Sobre a mesa de madeira rústica um boião cheio de biscoitos, uma vela de cravo e canela a arder, e um envelope para cada uma: no interior, uma fotografia assinada pelo próprio, em jeito de oferenda pela escolha de imagem na sessão anterior. A João chegou com as suas próprias oferendas, kits com mimos para o corpo destas mulheres que somos nós, a precisar - não só de alimentar a alma com livros e textos - mas de mimosear a nossa pele.
A Rosarinho trouxe avelãs, que dispus numa tigela de barro.
Leram os seus textos, falámos sobre eles e acerca dos temas que se escondiam entrelinhas, deixando-nos perder, por instantes, em considerações sobre as nossas vidas.
Depois de uma pequena pausa para um chá com biscoitos e avelãs, saltámos para as personagens. Cada uma recebeu um rolinho com um desafio de escrita. Pareciam trocados, mas traziam malandrice, que é segredo nosso. No ar anda uma cumplicidade maior e o orgulho de uma humilde transformação, que se infiltra de sessão para sessão, a fazer crescer os textos e a libertar a ousadia.

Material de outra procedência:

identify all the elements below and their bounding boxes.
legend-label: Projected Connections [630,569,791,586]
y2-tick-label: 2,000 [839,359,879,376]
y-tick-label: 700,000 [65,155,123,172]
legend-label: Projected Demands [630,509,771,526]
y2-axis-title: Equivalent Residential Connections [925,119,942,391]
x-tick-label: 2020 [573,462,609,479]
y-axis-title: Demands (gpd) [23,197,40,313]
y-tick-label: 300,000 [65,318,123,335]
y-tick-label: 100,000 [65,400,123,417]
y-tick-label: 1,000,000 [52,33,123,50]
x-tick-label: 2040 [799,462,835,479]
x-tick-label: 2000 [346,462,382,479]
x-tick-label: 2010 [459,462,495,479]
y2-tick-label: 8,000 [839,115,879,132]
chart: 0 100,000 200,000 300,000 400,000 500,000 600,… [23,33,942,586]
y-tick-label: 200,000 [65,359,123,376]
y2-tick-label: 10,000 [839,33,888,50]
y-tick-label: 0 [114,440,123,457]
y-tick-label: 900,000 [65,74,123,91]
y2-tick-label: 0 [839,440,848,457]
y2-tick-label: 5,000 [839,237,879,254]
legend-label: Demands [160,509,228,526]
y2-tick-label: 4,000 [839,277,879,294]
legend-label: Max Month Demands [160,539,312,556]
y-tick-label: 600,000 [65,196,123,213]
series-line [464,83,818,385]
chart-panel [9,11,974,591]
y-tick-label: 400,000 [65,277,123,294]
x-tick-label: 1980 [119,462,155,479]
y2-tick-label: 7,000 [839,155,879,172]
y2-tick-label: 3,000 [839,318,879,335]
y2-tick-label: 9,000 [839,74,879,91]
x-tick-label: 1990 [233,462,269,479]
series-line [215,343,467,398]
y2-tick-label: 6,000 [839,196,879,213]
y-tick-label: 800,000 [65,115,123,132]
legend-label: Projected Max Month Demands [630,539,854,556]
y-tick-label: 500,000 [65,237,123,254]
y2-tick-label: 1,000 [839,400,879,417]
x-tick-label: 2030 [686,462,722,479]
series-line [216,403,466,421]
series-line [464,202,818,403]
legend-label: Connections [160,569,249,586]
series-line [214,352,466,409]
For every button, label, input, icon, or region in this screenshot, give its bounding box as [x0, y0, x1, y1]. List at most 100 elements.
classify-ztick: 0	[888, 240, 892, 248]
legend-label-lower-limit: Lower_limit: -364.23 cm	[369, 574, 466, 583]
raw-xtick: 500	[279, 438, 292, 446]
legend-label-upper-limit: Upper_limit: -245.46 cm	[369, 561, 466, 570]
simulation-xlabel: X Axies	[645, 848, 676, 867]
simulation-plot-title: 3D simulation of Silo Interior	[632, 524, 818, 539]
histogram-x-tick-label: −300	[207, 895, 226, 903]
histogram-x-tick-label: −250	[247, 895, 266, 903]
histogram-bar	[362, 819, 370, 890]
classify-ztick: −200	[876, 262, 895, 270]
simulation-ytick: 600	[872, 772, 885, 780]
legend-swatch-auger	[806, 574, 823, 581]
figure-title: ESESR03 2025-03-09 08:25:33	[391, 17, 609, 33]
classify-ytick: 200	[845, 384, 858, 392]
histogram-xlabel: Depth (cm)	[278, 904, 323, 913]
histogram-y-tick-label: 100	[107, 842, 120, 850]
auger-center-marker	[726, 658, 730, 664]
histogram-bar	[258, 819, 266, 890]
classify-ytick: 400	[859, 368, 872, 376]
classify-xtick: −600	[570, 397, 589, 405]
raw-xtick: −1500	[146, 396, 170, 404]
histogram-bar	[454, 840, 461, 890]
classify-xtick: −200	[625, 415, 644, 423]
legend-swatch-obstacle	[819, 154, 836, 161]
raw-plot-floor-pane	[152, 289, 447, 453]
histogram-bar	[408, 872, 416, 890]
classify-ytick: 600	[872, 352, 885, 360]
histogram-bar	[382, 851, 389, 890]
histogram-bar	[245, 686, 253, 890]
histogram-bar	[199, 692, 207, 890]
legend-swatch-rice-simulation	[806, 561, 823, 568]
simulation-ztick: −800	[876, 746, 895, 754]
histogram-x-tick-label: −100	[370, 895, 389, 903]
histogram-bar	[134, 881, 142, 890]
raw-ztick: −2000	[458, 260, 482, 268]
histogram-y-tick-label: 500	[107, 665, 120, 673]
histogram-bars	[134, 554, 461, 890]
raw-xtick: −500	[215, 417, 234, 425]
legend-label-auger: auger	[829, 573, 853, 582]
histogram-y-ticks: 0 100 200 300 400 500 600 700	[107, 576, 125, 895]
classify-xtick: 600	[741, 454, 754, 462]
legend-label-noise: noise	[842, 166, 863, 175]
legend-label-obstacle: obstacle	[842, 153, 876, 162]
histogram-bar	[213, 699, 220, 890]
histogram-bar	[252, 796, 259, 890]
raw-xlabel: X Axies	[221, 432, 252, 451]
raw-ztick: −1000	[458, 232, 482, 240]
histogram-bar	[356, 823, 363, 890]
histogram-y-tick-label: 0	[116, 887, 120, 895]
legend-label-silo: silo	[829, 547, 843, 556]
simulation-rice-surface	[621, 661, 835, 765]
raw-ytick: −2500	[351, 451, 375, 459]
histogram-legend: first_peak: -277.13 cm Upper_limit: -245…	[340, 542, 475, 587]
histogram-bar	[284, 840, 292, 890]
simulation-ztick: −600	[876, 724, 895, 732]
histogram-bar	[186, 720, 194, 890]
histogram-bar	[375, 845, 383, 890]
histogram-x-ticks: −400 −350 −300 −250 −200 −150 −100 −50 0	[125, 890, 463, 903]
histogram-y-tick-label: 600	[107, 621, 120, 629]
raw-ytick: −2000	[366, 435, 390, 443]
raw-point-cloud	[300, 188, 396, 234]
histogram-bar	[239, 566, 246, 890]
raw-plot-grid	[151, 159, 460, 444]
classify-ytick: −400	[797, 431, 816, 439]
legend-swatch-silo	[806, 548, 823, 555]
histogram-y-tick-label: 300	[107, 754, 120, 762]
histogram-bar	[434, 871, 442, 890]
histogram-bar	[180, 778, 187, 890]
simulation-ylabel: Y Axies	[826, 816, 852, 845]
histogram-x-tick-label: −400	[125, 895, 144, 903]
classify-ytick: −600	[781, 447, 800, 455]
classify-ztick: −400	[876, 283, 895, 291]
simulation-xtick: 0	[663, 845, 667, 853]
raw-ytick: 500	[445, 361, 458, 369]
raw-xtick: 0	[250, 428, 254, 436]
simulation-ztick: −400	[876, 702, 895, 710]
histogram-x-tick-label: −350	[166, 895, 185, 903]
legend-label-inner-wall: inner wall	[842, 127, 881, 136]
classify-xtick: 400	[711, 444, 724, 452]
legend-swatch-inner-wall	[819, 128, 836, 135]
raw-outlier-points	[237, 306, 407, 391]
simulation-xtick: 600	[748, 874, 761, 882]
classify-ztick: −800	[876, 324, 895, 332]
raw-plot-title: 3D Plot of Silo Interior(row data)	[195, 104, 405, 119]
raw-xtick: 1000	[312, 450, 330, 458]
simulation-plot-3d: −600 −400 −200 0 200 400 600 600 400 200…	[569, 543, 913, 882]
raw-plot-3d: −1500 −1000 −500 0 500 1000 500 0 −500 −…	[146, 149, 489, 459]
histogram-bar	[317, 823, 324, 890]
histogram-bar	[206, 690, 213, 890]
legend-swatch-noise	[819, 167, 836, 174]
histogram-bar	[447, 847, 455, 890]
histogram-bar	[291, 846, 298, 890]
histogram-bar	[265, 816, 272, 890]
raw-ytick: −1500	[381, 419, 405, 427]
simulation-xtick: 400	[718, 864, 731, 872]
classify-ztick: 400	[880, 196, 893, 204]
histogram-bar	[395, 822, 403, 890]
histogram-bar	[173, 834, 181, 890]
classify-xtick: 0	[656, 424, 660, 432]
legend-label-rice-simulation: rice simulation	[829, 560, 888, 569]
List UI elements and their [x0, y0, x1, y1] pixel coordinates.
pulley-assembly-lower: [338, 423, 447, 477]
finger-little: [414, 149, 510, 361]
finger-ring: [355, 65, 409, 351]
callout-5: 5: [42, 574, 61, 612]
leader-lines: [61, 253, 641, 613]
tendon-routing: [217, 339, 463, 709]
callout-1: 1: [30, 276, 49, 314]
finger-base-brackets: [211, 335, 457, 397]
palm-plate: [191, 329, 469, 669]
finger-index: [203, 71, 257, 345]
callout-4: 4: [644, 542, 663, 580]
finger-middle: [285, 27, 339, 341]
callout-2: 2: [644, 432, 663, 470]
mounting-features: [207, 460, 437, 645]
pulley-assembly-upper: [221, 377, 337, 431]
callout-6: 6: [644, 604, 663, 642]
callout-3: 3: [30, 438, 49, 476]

Falámos dos filhos, do "Contracorpo" da Patrícia Reis, cujo exemplar acabei por emprestar a uma delas. Uma chuva repentina caiu copiosamente, agigantando a nossa consciência de conforto, enquanto espreitávamos, de vez em quando, as gotas escorrendo ao longo das vidraças e a gaze aquosa cobrindo o vale. Do lado poente, o arvoredo balançava, acompanhando a tempestade das palavras.
Fomos personagens falando sobre personagens. Rindo, palrando, soltando disparates. Acima de tudo, fomos mulheres.
O fim do curso aproxima-se, e sinto-me grata por adivinhar que isso as entristece. Nada mais compensador do que o sentimento de mútua entrega; de reciprocidade. Bem hajam, minhas meninas.
NOTA
Imagem: quadro de John Everett Millais (1829-1896), um dos fundadores da Irmandade Pré-Rafaelita, que fez por recuperar o estilo "Quattrocento", da arte italiana, dando atenção aos detalhes, à efusão das cores e à complexidade das composições.